PHZ3400-11 Problem Set 3: Difference between revisions

Problem 1 - Critical Behavior of a Ferromagnet

a) Show that the mean-field equation of state for a ferromagnetic Ising model is given by (use units where ${\displaystyle k_{B}=1}$; ${\displaystyle \beta =1/T}$):

${\displaystyle m=\tanh \left(\beta Jzm+\beta h\right)}$.

b) Consider ${\displaystyle h=0}$, and solve this equation numerically (using Mathematica, MAPLE, or FORTRAN), and plot ${\displaystyle m(T)}$. At ${\displaystyle T<T_{c}=Jz}$, you will find three solutions. Pick the one with positive magnetization and plot it as a function of temperature. Show the printout of your computer plot as a part of the homework.

c) By expanding the RHS in powers of ${\displaystyle m}$, to cubic order, solve analytically for the magnetization close to ${\displaystyle T_{c}}$. Plot the expression you obtain on the same graph as the full numerical solution (dashed lines). The two curves should agree only close to ${\displaystyle T_{c}}$

d) Now choose a small but finite external magnetic field ${\displaystyle h>0}$. Solve the above equation numerically, again picking the positive solution.

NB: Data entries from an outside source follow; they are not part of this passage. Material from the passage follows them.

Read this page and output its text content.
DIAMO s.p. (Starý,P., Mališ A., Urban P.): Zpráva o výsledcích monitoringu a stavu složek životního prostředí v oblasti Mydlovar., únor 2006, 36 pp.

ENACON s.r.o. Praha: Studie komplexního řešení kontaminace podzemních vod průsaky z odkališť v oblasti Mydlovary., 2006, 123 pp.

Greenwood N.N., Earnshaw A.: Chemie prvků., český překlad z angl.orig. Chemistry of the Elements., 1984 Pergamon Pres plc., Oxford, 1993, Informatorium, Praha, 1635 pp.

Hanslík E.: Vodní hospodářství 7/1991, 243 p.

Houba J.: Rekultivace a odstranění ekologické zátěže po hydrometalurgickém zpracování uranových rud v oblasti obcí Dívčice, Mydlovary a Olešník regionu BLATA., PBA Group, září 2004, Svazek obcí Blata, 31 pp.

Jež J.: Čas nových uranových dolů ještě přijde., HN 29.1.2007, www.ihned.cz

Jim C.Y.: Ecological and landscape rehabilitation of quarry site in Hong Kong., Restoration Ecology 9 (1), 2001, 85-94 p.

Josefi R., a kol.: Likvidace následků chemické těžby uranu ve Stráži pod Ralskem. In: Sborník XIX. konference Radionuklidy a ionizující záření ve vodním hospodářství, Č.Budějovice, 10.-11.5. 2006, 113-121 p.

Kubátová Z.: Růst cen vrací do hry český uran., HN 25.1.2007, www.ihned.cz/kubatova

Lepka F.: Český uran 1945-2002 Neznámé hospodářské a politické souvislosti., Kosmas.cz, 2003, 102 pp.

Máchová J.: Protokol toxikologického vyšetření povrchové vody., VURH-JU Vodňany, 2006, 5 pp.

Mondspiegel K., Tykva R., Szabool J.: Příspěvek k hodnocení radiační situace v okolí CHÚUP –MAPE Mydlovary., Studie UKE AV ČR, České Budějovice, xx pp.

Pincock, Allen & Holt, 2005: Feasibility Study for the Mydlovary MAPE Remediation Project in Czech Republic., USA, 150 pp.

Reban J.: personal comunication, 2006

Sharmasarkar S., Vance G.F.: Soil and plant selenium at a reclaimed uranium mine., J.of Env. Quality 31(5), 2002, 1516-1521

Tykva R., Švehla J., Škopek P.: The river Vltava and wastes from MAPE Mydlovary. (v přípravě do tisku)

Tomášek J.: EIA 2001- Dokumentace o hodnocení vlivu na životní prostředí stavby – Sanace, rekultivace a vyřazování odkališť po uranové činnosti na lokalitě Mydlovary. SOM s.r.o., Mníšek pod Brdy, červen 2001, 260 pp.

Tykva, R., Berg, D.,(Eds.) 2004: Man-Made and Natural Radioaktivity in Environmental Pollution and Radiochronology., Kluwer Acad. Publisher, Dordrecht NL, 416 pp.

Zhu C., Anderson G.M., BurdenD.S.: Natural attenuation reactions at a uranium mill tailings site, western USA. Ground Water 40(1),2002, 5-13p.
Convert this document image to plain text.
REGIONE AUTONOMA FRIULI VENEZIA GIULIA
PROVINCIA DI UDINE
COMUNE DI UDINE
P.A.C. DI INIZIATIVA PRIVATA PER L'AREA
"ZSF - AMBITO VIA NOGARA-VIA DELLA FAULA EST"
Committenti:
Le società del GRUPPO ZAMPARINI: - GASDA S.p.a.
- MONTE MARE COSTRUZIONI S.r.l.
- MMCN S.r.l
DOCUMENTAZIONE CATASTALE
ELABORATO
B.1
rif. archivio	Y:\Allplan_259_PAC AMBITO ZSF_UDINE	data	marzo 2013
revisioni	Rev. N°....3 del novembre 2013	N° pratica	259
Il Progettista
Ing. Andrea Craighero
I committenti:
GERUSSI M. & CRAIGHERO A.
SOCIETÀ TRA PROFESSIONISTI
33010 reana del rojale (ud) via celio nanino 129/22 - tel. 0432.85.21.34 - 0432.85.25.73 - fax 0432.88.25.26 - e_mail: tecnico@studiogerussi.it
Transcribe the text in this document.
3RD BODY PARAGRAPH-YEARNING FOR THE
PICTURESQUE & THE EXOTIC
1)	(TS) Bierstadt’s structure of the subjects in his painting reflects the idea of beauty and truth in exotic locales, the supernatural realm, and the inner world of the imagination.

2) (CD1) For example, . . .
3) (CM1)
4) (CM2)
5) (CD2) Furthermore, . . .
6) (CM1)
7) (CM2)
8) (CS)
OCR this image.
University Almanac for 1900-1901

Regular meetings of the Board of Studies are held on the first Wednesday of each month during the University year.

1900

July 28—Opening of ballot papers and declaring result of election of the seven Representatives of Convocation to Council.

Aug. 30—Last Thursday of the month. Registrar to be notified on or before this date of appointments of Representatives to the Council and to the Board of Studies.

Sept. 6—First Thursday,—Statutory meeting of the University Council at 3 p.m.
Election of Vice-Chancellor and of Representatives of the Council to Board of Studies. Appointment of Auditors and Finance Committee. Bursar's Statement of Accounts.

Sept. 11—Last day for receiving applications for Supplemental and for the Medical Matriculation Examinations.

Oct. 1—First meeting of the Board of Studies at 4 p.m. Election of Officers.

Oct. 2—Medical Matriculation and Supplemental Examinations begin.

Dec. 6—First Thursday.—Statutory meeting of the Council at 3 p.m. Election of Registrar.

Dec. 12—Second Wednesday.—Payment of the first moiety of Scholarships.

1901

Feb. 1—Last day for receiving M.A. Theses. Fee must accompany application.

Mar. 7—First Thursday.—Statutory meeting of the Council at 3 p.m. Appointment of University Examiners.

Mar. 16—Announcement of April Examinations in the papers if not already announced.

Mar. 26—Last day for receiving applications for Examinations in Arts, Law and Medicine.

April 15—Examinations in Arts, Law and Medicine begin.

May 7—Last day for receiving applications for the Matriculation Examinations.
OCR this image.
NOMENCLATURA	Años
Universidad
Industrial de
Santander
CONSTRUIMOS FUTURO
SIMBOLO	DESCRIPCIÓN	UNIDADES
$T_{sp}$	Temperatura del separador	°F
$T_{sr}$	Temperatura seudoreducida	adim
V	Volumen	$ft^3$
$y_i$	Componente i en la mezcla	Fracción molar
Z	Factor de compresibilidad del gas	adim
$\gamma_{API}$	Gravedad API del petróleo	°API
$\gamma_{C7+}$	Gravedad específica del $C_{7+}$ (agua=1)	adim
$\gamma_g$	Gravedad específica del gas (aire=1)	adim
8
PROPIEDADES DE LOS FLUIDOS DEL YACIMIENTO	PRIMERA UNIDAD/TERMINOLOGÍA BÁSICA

You should find that transition is "rounded" and the magnetization remains finite at any temperature.

e) Now chose ${\displaystyle T=T_{c}=Jz}$, and expand the above equation to linear order in ${\displaystyle h}$, and to cubic order in ${\displaystyle m}$. Solving for ${\displaystyle m}$ as a function of ${\displaystyle h}$, show that at the critical point

${\displaystyle m\propto h^{1/\delta }}$, where the critical exponent ${\displaystyle \delta =3}$.

Problem 2 - Gap to low temperature excitations

At ${\displaystyle T=0}$, our equation of state in zero external field gives fully saturated magnetization ${\displaystyle m=1}$ (consider the positive solution). At very small but finite temperature, there is a very small temperature correction of the form

${\displaystyle \delta m(T)=1-m(T)\propto \exp\{-E_{g}/T\}}$. Determine the energy of the gap ${\displaystyle E_{g}}$to low-temperature excitations, in terms of the interaction ${\displaystyle J}$, and the coordination number ${\displaystyle z}$. How does it compare to the energy to perform a single spin-flip from the ground state (all spins aligned)?

Problem 3 - Hysteresis

Consider the same equation os state for ${\displaystyle T=0.5Jz<T_{c}}$. Solve numerically the equation os state starting at large field (say ${\displaystyle h=3}$, and plot the solution as a function of ${\displaystyle h}$. You should find that the magnetization, which is close to ${\displaystyle m=1}$ for large field, decreases as the field is rediced, but remains finite at ${\displaystyle h=0+}$. Continue plotting it by further reducing the field, until you reach the (negative) coercive field ${\displaystyle h_{-}}$, where the positive solution can no longer be found. Repeat the calculation starting at very large negative fields and finding the negative magnetization solution, which can be found all the way to the (positive) coercive field ${\displaystyle h_{+}}$. In the field range between the coercive fields, there are two solutions and we find the hysteresis loop, which is typically seen at any first-order transition.